Well. Year of the Flood. If one-quarter of the horrible things that happened in this book were to occur in the world, I would hate to still be around. A dystopia as bleak as The Road. Almost as bleak as The Road. The Road is bleak.
Let's see if I can reveal a little about the plot. The creatures of the earth are changing rapidly. A corporation is using biotechnology to merge species for their own purposes and to inflict disease on those it doesn't like. At the same time, a cult has developed that holds the creatures of the earth as sacred.
The story is told from the points of view of Ren and Toby, two young women, in alternating chapters. Other important characters are Ren's friend, Amanda; Zeb, Ren's stepfather; Jimmy, Ren's boyfriend; the Painballers, a group who seem almost without human feeling after being punished in subhuman ways; and Adam One, the leader of the cult, the Gardeners.
The story shifts from year five to year ten and on up, to year twenty-five, the year of the flood. A natural disaster (“the waterless flood”) occurs in year twenty-five and most of humanity is destroyed.
Every page made me think, about human life, about relationships, about ecology, about kindness and cruelty. A very thoughtful, if scary book.
Stunning. I was really excited to get this book and it kept me that way right to the end. After reading her “Oryx and Crake” I was already anticipating a dystopian masterpiece but this parallel story brings the two of them into the league of modern classics.
I think anyone would benefit from reading “Oryx and Crake” first, although it's not strictly necessary, but then they wouldn't get all the resonances I did.
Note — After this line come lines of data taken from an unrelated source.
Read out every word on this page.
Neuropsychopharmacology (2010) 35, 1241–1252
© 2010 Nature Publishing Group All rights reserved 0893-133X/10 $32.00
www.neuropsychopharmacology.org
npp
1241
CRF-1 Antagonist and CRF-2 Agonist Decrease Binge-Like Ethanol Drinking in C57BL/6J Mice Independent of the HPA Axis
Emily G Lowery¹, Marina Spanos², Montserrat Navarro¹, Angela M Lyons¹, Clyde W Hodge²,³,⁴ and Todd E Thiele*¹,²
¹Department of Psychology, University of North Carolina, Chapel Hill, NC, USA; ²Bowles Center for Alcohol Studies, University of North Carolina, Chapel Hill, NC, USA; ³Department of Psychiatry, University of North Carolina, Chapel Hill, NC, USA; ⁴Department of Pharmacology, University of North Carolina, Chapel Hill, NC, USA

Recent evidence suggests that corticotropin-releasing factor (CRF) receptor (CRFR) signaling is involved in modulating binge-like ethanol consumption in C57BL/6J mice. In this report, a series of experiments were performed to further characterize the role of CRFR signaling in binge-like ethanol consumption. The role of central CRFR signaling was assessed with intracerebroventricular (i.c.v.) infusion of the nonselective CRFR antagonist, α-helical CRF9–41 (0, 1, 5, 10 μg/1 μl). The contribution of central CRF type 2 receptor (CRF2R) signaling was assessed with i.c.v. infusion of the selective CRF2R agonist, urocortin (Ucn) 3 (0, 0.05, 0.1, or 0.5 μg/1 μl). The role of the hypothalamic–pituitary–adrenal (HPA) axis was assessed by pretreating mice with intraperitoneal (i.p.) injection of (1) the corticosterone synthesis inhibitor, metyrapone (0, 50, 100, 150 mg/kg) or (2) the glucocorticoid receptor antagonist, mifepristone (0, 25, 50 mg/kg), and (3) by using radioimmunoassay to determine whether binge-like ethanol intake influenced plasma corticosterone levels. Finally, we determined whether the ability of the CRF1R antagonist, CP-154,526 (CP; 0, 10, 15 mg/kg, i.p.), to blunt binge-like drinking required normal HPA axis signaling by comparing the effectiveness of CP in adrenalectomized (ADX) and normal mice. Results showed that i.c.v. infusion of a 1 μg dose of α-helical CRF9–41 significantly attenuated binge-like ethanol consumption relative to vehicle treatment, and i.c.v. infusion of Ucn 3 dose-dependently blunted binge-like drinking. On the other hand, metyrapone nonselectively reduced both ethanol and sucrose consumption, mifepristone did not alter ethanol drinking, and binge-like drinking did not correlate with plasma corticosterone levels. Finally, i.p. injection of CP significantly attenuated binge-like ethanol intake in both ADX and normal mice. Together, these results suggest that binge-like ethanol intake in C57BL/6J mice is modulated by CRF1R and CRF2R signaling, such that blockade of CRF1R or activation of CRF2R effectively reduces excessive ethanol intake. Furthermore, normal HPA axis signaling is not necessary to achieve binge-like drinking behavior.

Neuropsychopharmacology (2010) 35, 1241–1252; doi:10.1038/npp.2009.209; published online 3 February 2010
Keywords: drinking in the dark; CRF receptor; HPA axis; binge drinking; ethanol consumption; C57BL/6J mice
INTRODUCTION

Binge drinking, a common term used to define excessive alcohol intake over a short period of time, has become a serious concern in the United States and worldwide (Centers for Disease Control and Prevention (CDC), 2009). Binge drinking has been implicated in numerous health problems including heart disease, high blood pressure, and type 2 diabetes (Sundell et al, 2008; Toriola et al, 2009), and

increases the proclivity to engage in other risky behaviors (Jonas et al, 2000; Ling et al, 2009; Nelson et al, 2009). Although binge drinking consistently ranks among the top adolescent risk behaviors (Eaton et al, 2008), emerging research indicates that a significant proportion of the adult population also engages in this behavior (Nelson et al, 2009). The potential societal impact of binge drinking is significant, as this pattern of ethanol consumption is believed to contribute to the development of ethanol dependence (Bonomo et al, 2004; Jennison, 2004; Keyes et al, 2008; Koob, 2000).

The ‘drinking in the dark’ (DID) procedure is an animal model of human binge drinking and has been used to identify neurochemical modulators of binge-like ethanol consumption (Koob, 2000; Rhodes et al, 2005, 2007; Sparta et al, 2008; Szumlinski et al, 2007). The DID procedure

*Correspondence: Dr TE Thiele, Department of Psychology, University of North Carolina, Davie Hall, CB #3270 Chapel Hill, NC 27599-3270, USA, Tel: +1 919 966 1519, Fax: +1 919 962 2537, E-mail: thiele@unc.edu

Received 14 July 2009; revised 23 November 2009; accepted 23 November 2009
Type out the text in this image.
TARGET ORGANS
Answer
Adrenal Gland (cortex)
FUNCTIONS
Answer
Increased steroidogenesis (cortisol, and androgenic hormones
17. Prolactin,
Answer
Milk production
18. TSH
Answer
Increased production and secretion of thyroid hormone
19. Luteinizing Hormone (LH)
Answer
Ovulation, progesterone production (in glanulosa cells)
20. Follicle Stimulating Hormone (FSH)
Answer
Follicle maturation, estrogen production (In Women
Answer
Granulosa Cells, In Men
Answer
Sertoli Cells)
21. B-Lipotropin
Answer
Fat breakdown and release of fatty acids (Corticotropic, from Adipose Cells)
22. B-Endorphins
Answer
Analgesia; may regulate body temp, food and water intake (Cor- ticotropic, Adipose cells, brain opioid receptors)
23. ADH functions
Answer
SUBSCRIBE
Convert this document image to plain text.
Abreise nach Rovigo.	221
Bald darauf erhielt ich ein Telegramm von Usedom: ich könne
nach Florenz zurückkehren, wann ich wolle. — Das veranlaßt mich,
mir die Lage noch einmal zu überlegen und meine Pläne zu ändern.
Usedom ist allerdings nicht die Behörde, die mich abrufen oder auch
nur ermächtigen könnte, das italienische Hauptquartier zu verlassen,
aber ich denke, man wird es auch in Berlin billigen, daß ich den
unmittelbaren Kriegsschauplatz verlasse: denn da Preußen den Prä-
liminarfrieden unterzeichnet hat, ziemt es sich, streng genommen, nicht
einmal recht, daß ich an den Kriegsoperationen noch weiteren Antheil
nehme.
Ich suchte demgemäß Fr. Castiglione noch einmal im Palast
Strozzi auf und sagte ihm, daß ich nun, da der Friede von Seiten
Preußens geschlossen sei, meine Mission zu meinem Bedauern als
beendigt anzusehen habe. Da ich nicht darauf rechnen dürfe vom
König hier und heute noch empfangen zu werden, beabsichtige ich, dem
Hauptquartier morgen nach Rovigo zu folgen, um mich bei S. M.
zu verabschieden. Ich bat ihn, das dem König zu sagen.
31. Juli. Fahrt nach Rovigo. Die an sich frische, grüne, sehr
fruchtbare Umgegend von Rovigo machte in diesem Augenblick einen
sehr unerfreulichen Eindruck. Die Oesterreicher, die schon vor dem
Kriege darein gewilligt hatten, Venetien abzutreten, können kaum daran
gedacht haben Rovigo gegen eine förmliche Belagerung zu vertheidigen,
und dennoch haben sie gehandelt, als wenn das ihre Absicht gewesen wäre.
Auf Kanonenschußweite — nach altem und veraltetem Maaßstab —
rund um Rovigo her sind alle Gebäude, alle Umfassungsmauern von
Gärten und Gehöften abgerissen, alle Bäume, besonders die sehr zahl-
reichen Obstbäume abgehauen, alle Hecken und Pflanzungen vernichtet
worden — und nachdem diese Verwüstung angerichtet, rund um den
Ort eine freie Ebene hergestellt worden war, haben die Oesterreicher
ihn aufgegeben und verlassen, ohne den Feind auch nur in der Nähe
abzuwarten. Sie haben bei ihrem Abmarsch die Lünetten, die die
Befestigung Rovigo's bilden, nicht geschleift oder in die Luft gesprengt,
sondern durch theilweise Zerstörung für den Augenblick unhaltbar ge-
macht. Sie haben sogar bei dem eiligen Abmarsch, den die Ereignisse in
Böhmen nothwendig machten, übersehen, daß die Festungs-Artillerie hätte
Somente Margaret Atwood para criar um ambiente pandêmico e caótico anos antes de a gnt enfrentar isso... achei um pouco árido e fiquei de saco cheio das canções, rs, mas ainda assim, acho que a culpa é dessa época e do peso dela, não de Ms Atwood.
I wish I hadn't let so much time pass between reading Oryx and Crake and this one; I had forgotten a lot, though thankfully, since this book and that one were supposed to take place simultaneously, the worlds started to overlap towards the end. I won't make the same mistake with the third book in the trilogy.
Man, Margaret Atwood knows how to paint a bleak picture, but it's still fascinating enough that you have to stop and stare. Like a train wreck.
It's really hard to define what this book is about. It's supposed to be after a biblical Flood-style event, but most of the narrative centers on the God's Gardeners cult pre-Flood and the individuals living within it. And like a lot happens, but it's kind of just life and not the whole point?
In the remainder of the narrative, the Waterless Flood has happened, humans are extinct mostly (in Oryx and Crake, a new breed of humans has been genetically created to replace humans, just as - in both books - various species of animals have been spliced together to create new animal species since so many original species have become extinct). And the remainder of the people on earth are either bad guys (Painballers) or former God's Gardeners or the new humans? Plus Ren's might-be-insane ex-boyfriend who calls himself Snowman and is a friend of all the new humans (who call themselves Crakers)?
I'm not really sure where this is going. Probably nowhere good.
This review is mainly just so I don't forget stuff before I get to the next book. I should have written something down after the first book; I remember really liking it but I don't remember why, and I have a vague notion that Year of the Flood was better, but I still didn't love it enough to give it five stars.